The authentication and dating of rare ceramics is generally carried out using subjective criteria, mainly based on visual interpretation. However, the scientific study and evaluation of the materials used could contribute objectively. The analytical data relating to the major and minor elements of the coloring agents of the decoration or the base marks, and the characteristics of the raw materials (related to geology and ore processing), can be obtained on the conservation site non-invasively using a pXRF instrument and the phases formed may be identified using Raman microspectroscopy. This approach is applied to 28 objects assigned to the production of the Meissen Factory, from the collection of the Musée National de Céramique, Cité de la Céramique, Sèvres.

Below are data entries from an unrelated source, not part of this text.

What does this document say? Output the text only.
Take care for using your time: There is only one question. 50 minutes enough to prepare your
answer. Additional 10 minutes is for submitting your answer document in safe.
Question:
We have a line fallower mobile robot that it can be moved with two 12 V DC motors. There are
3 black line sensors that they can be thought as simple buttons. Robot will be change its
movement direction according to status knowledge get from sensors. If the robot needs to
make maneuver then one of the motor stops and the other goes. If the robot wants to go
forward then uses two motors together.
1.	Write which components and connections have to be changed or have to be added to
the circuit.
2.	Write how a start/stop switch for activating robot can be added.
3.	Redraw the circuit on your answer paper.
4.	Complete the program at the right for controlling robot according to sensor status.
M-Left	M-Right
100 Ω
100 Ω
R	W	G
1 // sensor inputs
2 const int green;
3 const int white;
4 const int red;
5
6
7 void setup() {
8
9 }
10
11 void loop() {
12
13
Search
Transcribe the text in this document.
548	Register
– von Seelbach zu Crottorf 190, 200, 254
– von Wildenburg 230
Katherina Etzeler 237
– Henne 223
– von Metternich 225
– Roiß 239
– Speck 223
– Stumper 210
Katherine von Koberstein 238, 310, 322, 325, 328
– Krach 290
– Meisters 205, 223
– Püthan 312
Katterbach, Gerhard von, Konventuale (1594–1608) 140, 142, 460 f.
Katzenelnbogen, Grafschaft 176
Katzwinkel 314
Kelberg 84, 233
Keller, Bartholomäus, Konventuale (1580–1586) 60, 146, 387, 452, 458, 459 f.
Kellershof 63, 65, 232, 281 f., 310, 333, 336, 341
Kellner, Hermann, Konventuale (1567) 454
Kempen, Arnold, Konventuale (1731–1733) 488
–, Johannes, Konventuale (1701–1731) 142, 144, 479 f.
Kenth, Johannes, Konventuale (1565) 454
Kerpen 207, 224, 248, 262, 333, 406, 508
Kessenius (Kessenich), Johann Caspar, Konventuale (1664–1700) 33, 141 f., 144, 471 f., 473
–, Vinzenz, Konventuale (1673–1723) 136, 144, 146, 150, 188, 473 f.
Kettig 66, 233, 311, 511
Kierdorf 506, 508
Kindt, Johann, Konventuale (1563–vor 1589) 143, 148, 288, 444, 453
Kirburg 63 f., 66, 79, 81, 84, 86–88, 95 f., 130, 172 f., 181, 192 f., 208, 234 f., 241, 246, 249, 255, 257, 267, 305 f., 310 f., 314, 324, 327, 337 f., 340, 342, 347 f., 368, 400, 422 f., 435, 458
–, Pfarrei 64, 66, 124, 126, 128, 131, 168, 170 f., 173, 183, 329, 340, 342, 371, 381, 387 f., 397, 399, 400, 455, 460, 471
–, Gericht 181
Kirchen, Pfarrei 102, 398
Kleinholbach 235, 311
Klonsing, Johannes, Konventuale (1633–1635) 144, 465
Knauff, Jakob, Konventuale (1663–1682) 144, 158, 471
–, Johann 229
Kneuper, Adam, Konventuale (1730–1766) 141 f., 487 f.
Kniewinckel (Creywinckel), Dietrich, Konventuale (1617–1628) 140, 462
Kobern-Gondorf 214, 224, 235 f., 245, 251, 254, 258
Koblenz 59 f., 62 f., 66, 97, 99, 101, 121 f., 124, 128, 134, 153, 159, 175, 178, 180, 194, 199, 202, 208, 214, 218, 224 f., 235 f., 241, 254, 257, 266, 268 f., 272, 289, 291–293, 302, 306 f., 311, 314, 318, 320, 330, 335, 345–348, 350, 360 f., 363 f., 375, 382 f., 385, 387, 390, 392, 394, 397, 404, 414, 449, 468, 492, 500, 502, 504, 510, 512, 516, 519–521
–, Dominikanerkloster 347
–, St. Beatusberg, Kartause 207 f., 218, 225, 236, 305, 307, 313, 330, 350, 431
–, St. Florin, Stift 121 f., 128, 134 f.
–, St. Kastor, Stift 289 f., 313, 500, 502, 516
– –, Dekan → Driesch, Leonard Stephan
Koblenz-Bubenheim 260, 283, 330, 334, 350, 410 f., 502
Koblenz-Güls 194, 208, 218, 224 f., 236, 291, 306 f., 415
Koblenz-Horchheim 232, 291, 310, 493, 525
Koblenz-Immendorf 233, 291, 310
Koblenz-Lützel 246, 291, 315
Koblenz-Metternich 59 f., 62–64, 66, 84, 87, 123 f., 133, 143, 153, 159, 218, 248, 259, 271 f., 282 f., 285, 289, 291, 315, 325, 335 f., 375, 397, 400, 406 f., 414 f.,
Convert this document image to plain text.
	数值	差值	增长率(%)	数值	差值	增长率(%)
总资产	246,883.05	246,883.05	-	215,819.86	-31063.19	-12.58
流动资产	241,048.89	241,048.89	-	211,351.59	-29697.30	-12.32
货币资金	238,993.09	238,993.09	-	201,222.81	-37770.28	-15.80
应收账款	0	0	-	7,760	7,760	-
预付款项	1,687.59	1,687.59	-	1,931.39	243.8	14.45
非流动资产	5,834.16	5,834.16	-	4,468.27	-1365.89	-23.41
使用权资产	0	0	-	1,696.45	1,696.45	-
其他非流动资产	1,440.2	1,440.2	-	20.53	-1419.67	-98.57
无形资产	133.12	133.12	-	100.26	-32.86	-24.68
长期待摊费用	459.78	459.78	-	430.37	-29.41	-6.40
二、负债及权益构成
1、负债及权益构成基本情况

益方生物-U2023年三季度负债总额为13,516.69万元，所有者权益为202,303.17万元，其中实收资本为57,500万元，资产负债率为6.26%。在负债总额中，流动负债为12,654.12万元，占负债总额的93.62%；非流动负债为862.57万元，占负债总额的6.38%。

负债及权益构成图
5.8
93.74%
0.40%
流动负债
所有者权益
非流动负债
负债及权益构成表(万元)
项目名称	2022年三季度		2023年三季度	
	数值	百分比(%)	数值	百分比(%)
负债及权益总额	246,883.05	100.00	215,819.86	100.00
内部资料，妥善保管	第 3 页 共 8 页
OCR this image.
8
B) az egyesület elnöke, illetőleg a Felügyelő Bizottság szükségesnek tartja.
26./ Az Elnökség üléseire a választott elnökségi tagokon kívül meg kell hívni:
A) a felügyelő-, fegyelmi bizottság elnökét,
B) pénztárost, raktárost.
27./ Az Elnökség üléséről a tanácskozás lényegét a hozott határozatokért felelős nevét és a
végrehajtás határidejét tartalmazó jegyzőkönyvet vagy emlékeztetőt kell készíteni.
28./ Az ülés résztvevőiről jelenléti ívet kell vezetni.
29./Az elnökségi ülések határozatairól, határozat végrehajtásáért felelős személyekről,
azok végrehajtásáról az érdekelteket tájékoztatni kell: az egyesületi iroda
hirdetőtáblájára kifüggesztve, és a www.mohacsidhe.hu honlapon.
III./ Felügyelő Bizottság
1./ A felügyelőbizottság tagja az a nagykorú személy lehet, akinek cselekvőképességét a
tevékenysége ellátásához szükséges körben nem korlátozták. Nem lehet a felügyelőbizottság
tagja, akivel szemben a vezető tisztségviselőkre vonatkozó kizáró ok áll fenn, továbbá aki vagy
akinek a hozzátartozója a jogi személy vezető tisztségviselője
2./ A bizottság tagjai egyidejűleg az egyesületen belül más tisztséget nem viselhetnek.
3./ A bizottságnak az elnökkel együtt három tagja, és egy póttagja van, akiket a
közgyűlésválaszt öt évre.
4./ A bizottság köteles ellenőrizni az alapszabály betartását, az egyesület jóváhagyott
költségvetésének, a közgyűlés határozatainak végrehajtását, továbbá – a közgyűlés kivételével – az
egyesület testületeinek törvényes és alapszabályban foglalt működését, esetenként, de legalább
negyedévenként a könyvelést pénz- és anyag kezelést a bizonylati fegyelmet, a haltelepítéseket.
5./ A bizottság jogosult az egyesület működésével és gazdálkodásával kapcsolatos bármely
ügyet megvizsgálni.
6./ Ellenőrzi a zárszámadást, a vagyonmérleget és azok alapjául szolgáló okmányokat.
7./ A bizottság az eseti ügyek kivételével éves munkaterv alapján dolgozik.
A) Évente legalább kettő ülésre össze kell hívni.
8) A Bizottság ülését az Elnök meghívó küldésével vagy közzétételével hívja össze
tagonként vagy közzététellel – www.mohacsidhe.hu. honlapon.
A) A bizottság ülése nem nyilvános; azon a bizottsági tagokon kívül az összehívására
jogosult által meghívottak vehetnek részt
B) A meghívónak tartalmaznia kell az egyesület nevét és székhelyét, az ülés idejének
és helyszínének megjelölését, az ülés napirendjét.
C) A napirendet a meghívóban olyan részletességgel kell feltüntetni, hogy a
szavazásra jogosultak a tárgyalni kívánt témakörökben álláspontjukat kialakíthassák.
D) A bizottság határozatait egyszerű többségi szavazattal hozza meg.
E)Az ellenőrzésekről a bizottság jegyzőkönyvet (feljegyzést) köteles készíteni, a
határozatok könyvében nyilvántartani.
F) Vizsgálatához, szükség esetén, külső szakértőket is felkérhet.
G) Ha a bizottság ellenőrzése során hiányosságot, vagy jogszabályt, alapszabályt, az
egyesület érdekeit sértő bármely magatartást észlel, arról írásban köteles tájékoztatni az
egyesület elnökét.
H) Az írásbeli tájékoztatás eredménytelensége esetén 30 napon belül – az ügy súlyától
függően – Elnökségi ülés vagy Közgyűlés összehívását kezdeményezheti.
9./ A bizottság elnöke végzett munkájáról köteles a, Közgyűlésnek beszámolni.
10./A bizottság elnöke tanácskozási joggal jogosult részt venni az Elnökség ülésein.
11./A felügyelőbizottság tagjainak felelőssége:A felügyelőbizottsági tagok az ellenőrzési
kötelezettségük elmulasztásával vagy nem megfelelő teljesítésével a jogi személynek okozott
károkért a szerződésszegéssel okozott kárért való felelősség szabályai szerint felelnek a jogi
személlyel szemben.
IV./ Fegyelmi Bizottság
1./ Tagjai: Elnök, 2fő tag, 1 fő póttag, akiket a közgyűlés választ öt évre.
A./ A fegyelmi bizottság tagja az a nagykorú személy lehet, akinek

They have polychromic or blue-and-white decorations and are supposed to have been produced in the 18th and 19th centuries. Some have a production date that has been perfectly established, others may have been produced using an earlier mold, or even have been decorated on an unknown date different from that of the firing of the biscuit. The combination of several classification criteria concerning the type of glaze, previously identified in the study of French and Chinese 17th and 18th centuries productions, i.e., the elements associated with cobalt present in the mark or the blue decoration and the relative levels of impurities of the glaze matrix, both characteristic of the raw materials and giving a strong XRF signal, leads to the identification of groups of homogeneous objects (respectively, counting seven, three, two and two objects for which at least four out of five criteria are identical); the other objects present too many differences to be considered as having been produced with the same raw materials. The first group brings together almost all the objects with a reliable pedigree made before ~1750, but includes two objects with decoration types closer to those of the 1800s. The comparison of the pXRF signals confirms the possibility of identifying the use of European ingredients for the production of painted enamels in the Qing dynasty.

The invention of European hard porcelain, which aims at imitating kaolin-containing white paste of Chinese porcelain, had been started by the development of the technology of “red porcelain”, so-called “Jaspisporzellan” by Johann Friedrich Böttger in the early-eighteenth century at Meissen (Saxony). The visual features of the earlier Böttger red stoneware were rather similar to the one produced in Yixing, China. The prominence of Böttger productions allowed the manufacturing to be expanded across Europe to different countries (Holland, England, France, etc.). In this study, the chemical characteristics of nine European unglazed objects produced in England, France, Russia, and Holland from the 17th to 19th century and 10 Chinese (unglazed or enameled) red stoneware have been studied by using an on-site characterization technique pXRF. The results were compared with the previous studies carried out on 25 unglazed, polished, and non-polished Böttger artefacts. This non-invasive, speedy technique allows a methodology to be created for distinguishing the technological differences related to the provenance and authenticity of the artefacts. The elemental measurements explicitly show the significant discrepancy of Dutch objects from the main group, which involves other European and Chinese ones. Both a Lambertus van Eenhoorn (Delft) statue and an Ary de Milde (Delft) teapot are distinguishable from other European red stoneware by the high content of iron and calcium and high content of titanium and potassium, respectively, found in their body compositions. An overall comparison was made between the measurements made at different times in order to evaluate the error range arising from the measurement procedure (e.g., energy resolution of other series of the same instrument model).